Razz Rush (or, Learn to Love Tilt)

Montecasino Complex Poker
A poker croupier wearing a face mask and a face shield watches an employee sanitizing a poker table at the Montecasino complex. (Photo by Michele Spatari / AFP)

Everybody plays the fool – but nobody does it as well as Norman Chad. The longtime color commentator for the World Series of Poker is the perfect foil for play-by-play announcer Lon McEachern; that duo is just as responsible for the mid-Aughts poker boom as Chris Moneymaker himself.

As a professional circus performer, Chad’s life depends on knowing exactly when, where and how hard to throw the knife.

And he hit the target just a few years ago with the catchphrase that’s sweeping the poker landscape: Razz Rush. If you’ve ever played Razz, even once, you get the joke.

But most poker players haven’t tried this classic variant. Maybe it’s because the game’s just too simple. Maybe it’s because their chosen online poker rooms only have the software to offer “flop” games (Texas Hold’em, Omaha, Omaha Hi/Lo).

Or maybe it’s because Razz is the most frustrating game on Earth. Because this is such a relatively easy game to learn – at least compared to Hold’em – a hand of Razz can feel like you’re playing a scratch card.

Everything starts off promisingly with some good hole cards; you keep scratching, and you get nothing. Not even a free ticket.

All that losing will get to you after a very short time. But unless you’ve been “counting cards” with those scratch-offs, they won’t give you a positive expected return the way Razz will – provided you don’t tilt and rage-quit first.

Poker Made Easy – Almost Too Easy

Razz wasn’t always the bête noire of poker. Also known as Ace-to-Five Lowball or California Lowball, Razz is a seven-card variant of the “stud” games that started popping up during the American Civil War.

The key difference: Instead of making the high hand, you want to make the low hand in Razz, with Five-Four-Three-Deuce-Ace (5432A) the lowest hand possible.

Still not easy enough for you? Straights don’t count in Razz, which is why 5432A is the nuts. And flushes don’t count in Razz, so you don’t even have to think about which suits have been dealt – except during the bring-in, which we’ll get to in a minute.

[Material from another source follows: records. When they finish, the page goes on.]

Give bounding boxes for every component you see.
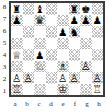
rank-label-6: 6: [0, 25, 9, 37]
square-f7[interactable]: ♟: [69, 15, 81, 27]
file-label-d: d: [45, 97, 57, 109]
piece-black-pawn: ♟: [93, 15, 102, 26]
square-e3[interactable]: ♗: [57, 61, 69, 73]
square-e2[interactable]: ♙: [57, 72, 69, 84]
square-e7[interactable]: [57, 15, 69, 27]
square-b5[interactable]: [23, 38, 35, 50]
chess-board-diagram: 87654321 ♜♝♜♚♟♛♟♟♟♟♞♕♟♘♗♙♙♙♙♙♙♖♔♖ abcdef…: [0, 0, 109, 112]
piece-white-queen: ♕: [12, 50, 21, 61]
square-a2[interactable]: ♙: [11, 72, 23, 84]
square-e1[interactable]: ♔: [57, 84, 69, 96]
file-label-c: c: [33, 97, 45, 109]
square-d8[interactable]: [46, 3, 58, 15]
square-c8[interactable]: ♝: [34, 3, 46, 15]
square-g1[interactable]: [80, 84, 92, 96]
piece-black-knight: ♞: [70, 27, 79, 38]
square-d7[interactable]: [46, 15, 58, 27]
piece-black-pawn: ♟: [12, 15, 21, 26]
square-a8[interactable]: ♜: [11, 3, 23, 15]
piece-white-knight: ♘: [35, 61, 44, 72]
square-h5[interactable]: [92, 38, 104, 50]
square-a5[interactable]: [11, 38, 23, 50]
piece-black-rook: ♜: [70, 4, 79, 15]
square-f8[interactable]: ♜: [69, 3, 81, 15]
square-c4[interactable]: ♟: [34, 49, 46, 61]
square-f6[interactable]: ♞: [69, 26, 81, 38]
square-g4[interactable]: [80, 49, 92, 61]
square-f3[interactable]: [69, 61, 81, 73]
square-h7[interactable]: ♟: [92, 15, 104, 27]
square-b8[interactable]: [23, 3, 35, 15]
rank-label-8: 8: [0, 1, 9, 13]
file-label-a: a: [9, 97, 21, 109]
file-labels: abcdefgh: [9, 97, 105, 109]
square-f1[interactable]: [69, 84, 81, 96]
square-c2[interactable]: [34, 72, 46, 84]
square-g2[interactable]: [80, 72, 92, 84]
square-d3[interactable]: [46, 61, 58, 73]
square-c7[interactable]: ♛: [34, 15, 46, 27]
square-b2[interactable]: ♙: [23, 72, 35, 84]
square-e4[interactable]: [57, 49, 69, 61]
square-h4[interactable]: [92, 49, 104, 61]
square-e5[interactable]: [57, 38, 69, 50]
square-e8[interactable]: [57, 3, 69, 15]
rank-label-2: 2: [0, 73, 9, 85]
square-d5[interactable]: [46, 38, 58, 50]
square-d2[interactable]: [46, 72, 58, 84]
piece-white-pawn: ♙: [81, 61, 90, 72]
square-h1[interactable]: ♖: [92, 84, 104, 96]
rank-labels: 87654321: [0, 1, 9, 97]
square-f4[interactable]: [69, 49, 81, 61]
piece-black-rook: ♜: [12, 4, 21, 15]
square-a6[interactable]: [11, 26, 23, 38]
file-label-e: e: [57, 97, 69, 109]
square-h3[interactable]: [92, 61, 104, 73]
rank-label-4: 4: [0, 49, 9, 61]
square-b1[interactable]: [23, 84, 35, 96]
rank-label-5: 5: [0, 37, 9, 49]
square-b6[interactable]: [23, 26, 35, 38]
square-e6[interactable]: ♟: [57, 26, 69, 38]
square-b7[interactable]: [23, 15, 35, 27]
square-d4[interactable]: [46, 49, 58, 61]
piece-black-bishop: ♝: [35, 4, 44, 15]
square-c3[interactable]: ♘: [34, 61, 46, 73]
piece-white-bishop: ♗: [58, 61, 67, 72]
square-c5[interactable]: [34, 38, 46, 50]
rank-label-1: 1: [0, 85, 9, 97]
file-label-g: g: [81, 97, 93, 109]
piece-white-pawn: ♙: [12, 73, 21, 84]
square-g5[interactable]: [80, 38, 92, 50]
piece-white-pawn: ♙: [93, 73, 102, 84]
square-g7[interactable]: ♟: [80, 15, 92, 27]
square-a1[interactable]: ♖: [11, 84, 23, 96]
chess-board: ♜♝♜♚♟♛♟♟♟♟♞♕♟♘♗♙♙♙♙♙♙♖♔♖: [11, 3, 103, 95]
square-d6[interactable]: [46, 26, 58, 38]
square-a7[interactable]: ♟: [11, 15, 23, 27]
piece-black-queen: ♛: [35, 15, 44, 26]
square-h6[interactable]: [92, 26, 104, 38]
square-d1[interactable]: [46, 84, 58, 96]
piece-black-pawn: ♟: [81, 15, 90, 26]
piece-white-pawn: ♙: [70, 73, 79, 84]
square-b3[interactable]: [23, 61, 35, 73]
square-g6[interactable]: [80, 26, 92, 38]
square-f2[interactable]: ♙: [69, 72, 81, 84]
square-c6[interactable]: [34, 26, 46, 38]
rank-label-3: 3: [0, 61, 9, 73]
piece-white-rook: ♖: [93, 84, 102, 95]
rank-label-7: 7: [0, 13, 9, 25]
square-b4[interactable]: [23, 49, 35, 61]
board-frame: ♜♝♜♚♟♛♟♟♟♟♞♕♟♘♗♙♙♙♙♙♙♖♔♖: [9, 1, 105, 97]
piece-white-pawn: ♙: [24, 73, 33, 84]
file-label-f: f: [69, 97, 81, 109]
square-h2[interactable]: ♙: [92, 72, 104, 84]
file-label-b: b: [21, 97, 33, 109]
square-f5[interactable]: [69, 38, 81, 50]
square-a4[interactable]: ♕: [11, 49, 23, 61]
piece-black-king: ♚: [81, 4, 90, 15]
square-a3[interactable]: [11, 61, 23, 73]
piece-black-pawn: ♟: [70, 15, 79, 26]
square-g3[interactable]: ♙: [80, 61, 92, 73]
piece-white-rook: ♖: [12, 84, 21, 95]
piece-white-king: ♔: [58, 84, 67, 95]
piece-black-pawn: ♟: [35, 50, 44, 61]
piece-white-pawn: ♙: [58, 73, 67, 84]
square-h8[interactable]: [92, 3, 104, 15]
piece-black-pawn: ♟: [58, 27, 67, 38]
square-c1[interactable]: [34, 84, 46, 96]
square-g8[interactable]: ♚: [80, 3, 92, 15]
file-label-h: h: [93, 97, 105, 109]
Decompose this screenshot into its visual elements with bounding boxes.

This is why Razz strategies are so much simpler to learn and apply than they are at the Hold’em tables.

It also helps that Razz is almost always played using the Fixed-Limit structure, which only has two bet sizes (again, aside from the bring-in): the small bet on the first two streets, and the big bet, which is double the small bet, on the last three.

The thing is, a lot of people don’t like playing Limit poker. They want the action you get playing No-Limit Hold’em and Pot-Limit Omaha.

And the bring-in is something you don’t see in flop games. A lot of people don’t like learning, either.

Bring It In: The Key to Winning Poker

If they only knew. The bring-in is actually a very simple concept; everyone gets dealt three hole cards, two down and one up, and the player with the highest-ranking up-card (King being the

highest possible) has to put in a forced blind. If there’s a tie for highest rank, the tie-breaker is by suit, with Spades the highest, followed by Hearts, Diamonds, and Clubs. Pro tip: If you can’t remember the suit rankings, use their alphabetical order (Clubs, Diamonds, Hearts, Spades) in reverse.

See how easy this is? Easy, yes, but the bring-in is also the most critical point in a hand of Razz – just like the pre-flop round in Hold’em. This is where you get to see everyone’s up-card, including your own.

If you’re the player with the forced blind, this is where you decide whether to bet only the bring-in amount or to “complete” and put in a full small bet.

Your decision should be based not only on your three-hole cards but the identity and position of everyone’s up-card as well.

The same goes for everyone else around the table. Master the bring-in phase, and Razz will be a piece of cake for you – and it will give you the foundation for learning other lowball games and split-pot games.

Maybe you’ll even sit at the same WSOP table as Mr. Razz Rush himself. Good times, good times.